Negotiated selling prices contributed to lower prices in four metropolitan areas in August. Prices for new homes in Vancouver fell 0.3%, while Halifax posted a 0.2% decline. Both Ottawa–Gatineau and Victoria were down 0.1%.

Prices were unchanged in 9 of the 21 metropolitan areas surveyed.

Chart 2  Chart 2: Calgary posts the highest year-over-year price increase - Description and data table
Calgary posts the highest year-over-year price increase

Chart 2: Calgary posts the highest year-over-year price increase - Description and data table

On a year-over-year basis, the NHPI rose 1.8% in the 12 months to August, following similar annual increases over the previous three months.

The two main contributors to the annual advance were Calgary (+6.1%) as well as the combined metropolitan region of Toronto and Oshawa (+2.2%). Year-over-year price increases in Calgary have been generally accelerating since early 2012, while price gains have been trending downwards in the Toronto and Oshawa region over the same period.

Other significant year-over-year increases occurred in Winnipeg (+5.1%), St. Catharines–Niagara (+3.4%), Regina (+2.6%) and Hamilton (+2.4%).

Among the 21 metropolitan areas surveyed, Ottawa–Gatineau (-0.2%), Victoria (-0.9%) and Vancouver (-1.3%) experienced 12-month price declines.

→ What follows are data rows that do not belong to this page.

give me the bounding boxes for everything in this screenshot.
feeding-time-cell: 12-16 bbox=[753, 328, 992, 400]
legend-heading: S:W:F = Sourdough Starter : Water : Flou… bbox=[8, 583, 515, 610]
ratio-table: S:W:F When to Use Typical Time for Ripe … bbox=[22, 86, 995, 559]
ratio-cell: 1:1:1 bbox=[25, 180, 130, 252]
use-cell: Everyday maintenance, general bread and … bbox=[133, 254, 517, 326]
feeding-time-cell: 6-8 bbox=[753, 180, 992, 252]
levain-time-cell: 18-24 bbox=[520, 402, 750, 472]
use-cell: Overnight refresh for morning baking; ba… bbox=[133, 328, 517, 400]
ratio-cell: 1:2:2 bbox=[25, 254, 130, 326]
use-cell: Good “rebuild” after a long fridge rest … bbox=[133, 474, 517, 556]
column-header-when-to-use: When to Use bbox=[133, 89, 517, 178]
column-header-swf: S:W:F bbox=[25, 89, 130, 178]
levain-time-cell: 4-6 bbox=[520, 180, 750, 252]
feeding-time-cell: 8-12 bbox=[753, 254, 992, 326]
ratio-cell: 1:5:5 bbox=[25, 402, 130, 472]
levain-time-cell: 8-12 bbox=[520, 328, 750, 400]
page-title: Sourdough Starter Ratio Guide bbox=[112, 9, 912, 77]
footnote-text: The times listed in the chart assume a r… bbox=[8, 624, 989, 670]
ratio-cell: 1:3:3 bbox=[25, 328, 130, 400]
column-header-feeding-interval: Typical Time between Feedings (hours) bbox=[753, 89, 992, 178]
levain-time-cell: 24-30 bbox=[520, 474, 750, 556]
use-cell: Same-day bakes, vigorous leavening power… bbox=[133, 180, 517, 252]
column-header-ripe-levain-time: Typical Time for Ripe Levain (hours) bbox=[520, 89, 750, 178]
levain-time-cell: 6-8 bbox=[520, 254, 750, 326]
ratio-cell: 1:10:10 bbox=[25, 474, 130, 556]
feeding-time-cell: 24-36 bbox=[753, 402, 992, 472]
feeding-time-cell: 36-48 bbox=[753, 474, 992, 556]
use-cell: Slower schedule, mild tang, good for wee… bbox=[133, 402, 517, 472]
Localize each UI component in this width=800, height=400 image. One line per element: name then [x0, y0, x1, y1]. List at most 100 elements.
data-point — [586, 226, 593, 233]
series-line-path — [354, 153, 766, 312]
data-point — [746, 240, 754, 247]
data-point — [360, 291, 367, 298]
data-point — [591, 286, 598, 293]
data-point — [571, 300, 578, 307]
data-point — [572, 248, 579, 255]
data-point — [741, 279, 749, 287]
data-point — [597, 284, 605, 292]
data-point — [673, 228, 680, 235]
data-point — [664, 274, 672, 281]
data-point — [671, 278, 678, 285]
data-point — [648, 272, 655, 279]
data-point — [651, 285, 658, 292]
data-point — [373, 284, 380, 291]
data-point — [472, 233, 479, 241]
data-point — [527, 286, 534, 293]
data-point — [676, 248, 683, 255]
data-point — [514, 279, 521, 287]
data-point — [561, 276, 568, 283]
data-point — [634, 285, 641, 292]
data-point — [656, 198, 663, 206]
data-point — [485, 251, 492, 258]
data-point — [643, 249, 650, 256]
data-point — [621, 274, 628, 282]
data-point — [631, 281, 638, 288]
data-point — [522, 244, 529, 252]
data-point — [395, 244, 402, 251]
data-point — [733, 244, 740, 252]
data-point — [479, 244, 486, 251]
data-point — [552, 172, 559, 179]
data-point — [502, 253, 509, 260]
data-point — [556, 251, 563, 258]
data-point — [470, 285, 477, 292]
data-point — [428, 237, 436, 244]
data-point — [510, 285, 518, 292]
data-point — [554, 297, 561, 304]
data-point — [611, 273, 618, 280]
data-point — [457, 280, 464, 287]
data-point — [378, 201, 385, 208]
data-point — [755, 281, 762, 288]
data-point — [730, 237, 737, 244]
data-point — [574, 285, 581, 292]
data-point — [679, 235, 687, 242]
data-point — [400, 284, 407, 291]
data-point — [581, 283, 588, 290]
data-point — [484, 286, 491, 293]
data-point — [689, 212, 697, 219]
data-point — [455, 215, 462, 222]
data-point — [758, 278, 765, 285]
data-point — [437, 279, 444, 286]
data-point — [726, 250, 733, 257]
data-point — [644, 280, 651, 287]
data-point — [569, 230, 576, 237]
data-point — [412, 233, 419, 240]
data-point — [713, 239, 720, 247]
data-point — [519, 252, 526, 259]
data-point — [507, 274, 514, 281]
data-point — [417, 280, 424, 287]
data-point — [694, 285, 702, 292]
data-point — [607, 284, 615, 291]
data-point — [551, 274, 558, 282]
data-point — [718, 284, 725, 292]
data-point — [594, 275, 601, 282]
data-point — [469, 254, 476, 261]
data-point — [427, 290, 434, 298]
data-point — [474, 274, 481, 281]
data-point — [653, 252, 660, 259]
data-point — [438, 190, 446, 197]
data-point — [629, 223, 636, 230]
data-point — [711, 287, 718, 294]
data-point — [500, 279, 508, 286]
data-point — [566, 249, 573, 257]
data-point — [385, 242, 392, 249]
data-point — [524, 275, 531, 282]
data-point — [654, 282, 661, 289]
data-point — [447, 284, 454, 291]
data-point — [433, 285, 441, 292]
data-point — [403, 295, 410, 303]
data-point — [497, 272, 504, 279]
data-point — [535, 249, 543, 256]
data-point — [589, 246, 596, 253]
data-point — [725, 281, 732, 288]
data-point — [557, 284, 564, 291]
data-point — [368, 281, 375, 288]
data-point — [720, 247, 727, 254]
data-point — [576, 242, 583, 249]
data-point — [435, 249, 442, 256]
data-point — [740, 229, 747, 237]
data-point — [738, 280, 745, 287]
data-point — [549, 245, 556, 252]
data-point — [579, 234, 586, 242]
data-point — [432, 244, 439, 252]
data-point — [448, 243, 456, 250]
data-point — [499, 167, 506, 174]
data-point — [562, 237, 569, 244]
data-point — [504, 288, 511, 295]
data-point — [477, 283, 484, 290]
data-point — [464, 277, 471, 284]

This marked the first year-over–year price decrease in Ottawa–Gatineau since January 1998.

  Note to readers

The New Housing Price Index measures changes over time in the selling prices of new residential houses agreed upon between the contractor and the buyer at the time of the signing of the contract. It is designed to measure the changes in the selling prices of new houses where detailed specifications pertaining to each house remain the same between two consecutive periods. The prices collected from builders and included in the index are market selling prices less value added taxes, such as the Federal Goods and Services Tax or the Harmonized Sales Tax.

The indexes are not subject to revision and are not seasonally adjusted.

The first quarter 2013 issue of Capital Expenditure Price Statistics, Vol. 29, no. 1 (Catalogue number62-007-X), is available from the Browse by key resource module of our website under Publications. The second quarter 2013 issue is scheduled for release in late October. This will be the last edition of the publication. In the future, all the information currently in the publication will be available free of charge on our website.

The New Housing Price Index for September will be released on November 14.